Publié le 30 septembre 2025 à 11h00. L’administration américaine durcit le contrôle sur les entreprises technologiques chinoises en étendant les restrictions aux filiales, une décision qui intensifie la guerre commerciale et technologique entre les deux pays et suscite la colère de Pékin.
- Washington élargit les restrictions à l’exportation pour inclure les filiales des entreprises déjà sanctionnées.
- Cette mesure vise à empêcher les entreprises chinoises de contourner les contrôles en utilisant leurs filiales.

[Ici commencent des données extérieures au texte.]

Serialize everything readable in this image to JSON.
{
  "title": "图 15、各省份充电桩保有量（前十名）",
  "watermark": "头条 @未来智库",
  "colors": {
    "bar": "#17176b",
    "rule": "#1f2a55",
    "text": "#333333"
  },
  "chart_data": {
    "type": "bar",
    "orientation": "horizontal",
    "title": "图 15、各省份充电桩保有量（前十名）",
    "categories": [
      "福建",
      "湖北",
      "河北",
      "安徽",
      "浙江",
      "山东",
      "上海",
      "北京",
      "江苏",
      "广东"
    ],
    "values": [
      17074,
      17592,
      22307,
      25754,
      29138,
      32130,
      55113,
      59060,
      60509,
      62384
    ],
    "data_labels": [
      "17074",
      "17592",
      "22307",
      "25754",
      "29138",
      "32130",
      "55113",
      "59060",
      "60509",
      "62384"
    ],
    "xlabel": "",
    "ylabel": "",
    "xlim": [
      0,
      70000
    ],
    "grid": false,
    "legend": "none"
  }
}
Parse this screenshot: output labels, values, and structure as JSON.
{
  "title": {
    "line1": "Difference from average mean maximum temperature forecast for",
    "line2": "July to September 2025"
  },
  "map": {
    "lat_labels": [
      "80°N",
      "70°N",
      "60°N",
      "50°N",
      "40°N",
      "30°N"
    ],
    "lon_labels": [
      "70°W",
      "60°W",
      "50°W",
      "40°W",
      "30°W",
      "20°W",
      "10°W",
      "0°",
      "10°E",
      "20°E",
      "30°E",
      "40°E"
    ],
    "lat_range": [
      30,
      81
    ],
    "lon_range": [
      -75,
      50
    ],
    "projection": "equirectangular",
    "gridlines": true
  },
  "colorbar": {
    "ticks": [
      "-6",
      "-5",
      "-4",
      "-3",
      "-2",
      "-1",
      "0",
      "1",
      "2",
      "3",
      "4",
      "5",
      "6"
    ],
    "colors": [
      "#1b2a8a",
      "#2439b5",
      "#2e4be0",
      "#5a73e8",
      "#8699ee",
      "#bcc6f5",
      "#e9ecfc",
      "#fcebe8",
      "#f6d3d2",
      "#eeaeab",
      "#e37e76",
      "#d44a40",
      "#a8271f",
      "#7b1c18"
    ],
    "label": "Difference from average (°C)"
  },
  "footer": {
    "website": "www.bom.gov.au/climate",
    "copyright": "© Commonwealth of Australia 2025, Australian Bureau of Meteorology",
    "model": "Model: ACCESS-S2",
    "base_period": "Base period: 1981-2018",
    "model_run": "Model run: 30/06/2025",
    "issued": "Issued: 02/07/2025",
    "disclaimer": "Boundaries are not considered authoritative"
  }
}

- La Chine dénonce une action « extrêmement malveillante » et promet de prendre des mesures pour défendre ses entreprises.
Les États-Unis ont franchi une nouvelle étape dans leur stratégie visant à limiter l’accès de la Chine aux technologies de pointe. Lundi, le département du Commerce a annoncé l’extension des restrictions à l’exportation pour couvrir non seulement les entreprises chinoises figurant sur une liste noire, mais également leurs filiales détenues à au moins 50 %. Cette décision, qui pourrait affecter des dizaines de milliers d’entreprises, vise à empêcher des géants comme Huawei, YMTC (un fabricant de puces mémoire) et DJI (le leader des drones) de contourner les contrôles en acheminant des technologies sensibles via leurs entités affiliées.
Selon le département du Commerce américain, cette nouvelle règle « ferme une échappatoire importante ». Jeffrey I. Kessler, sous-secrétaire au Commerce pour l’industrie et la sécurité, a déclaré :
« Pendant trop longtemps, les échappatoires ont permis des exportations qui sapent la sécurité nationale américaine et les intérêts de politique étrangère. »
Jeffrey I. Kessler, sous-secrétaire au Commerce pour l’industrie et la sécurité
La Chine a immédiatement réagi en condamnant fermement cette initiative. Un porte-parole du ministère du Commerce chinois a qualifié la mesure d’« extrêmement malveillante » et a promis de prendre « les mesures nécessaires » pour protéger les droits et les intérêts de ses entreprises.
« Pékin exhorte Washington à corriger immédiatement ses actes répréhensibles et à arrêter sa suppression déraisonnable des entreprises chinoises. »
Porte-parole du ministère du Commerce chinois
Cette décision s’inscrit dans une stratégie plus large de Washington visant à restreindre l’accès de la Chine aux technologies clés, notamment dans les domaines de l’intelligence artificielle, des semi-conducteurs, de la robotique avancée et des équipements de production associés. Plus d’un millier d’entreprises chinoises sont déjà soumises à des contrôles à l’exportation, considérées comme présentant un risque pour la sécurité nationale américaine ou ses intérêts en matière de politique étrangère. Les entreprises inscrites sur cette liste doivent obtenir des licences pour exporter certains produits ou technologies.
L’annonce intervient à quelques semaines d’une rencontre prévue entre le président américain Donald Trump et le président chinois Xi Jinping en marge du sommet de l’APEC en Corée du Sud. Elle ajoute une nouvelle couche d’incertitude à la guerre commerciale sino-américaine déjà tendue. Les États-Unis s’inquiètent particulièrement des progrès rapides de la Chine dans les domaines des puces et de l’IA, ce qui avait déjà conduit à l’inscription de Huawei sur une liste noire en 2019 et à l’ajout de centaines d’autres entreprises par la suite.
Un rapport publié en 2023 par le comité des affaires étrangères de la Chambre des représentants américaine soulignait l’inefficacité de la liste des entités et appelait à une approche plus globale, comme celle annoncée cette semaine. Le rapport citait notamment l’exemple de Huawei, qui avait vendu sa marque de smartphones Honor à un consortium incluant le gouvernement chinois en 2020, après avoir été ajouté à la liste noire, Honor n’ayant jamais été inscrit sur cette liste.
Le département du Commerce a également exprimé son inquiétude quant à la possibilité pour les entreprises restreintes de créer de nouvelles filiales à l’étranger afin de contourner les restrictions. Un document de politique publié lundi précise que l’administration américaine craint que cette approche ne permette de « créer des régimes de diversion, tels que la création de nouvelles entreprises étrangères pour échapper aux restrictions de la liste d’entités ».
L’entrée en vigueur de ces nouvelles règles est immédiate, bien que certaines entreprises aient bénéficié d’un délai de 60 jours pour se conformer.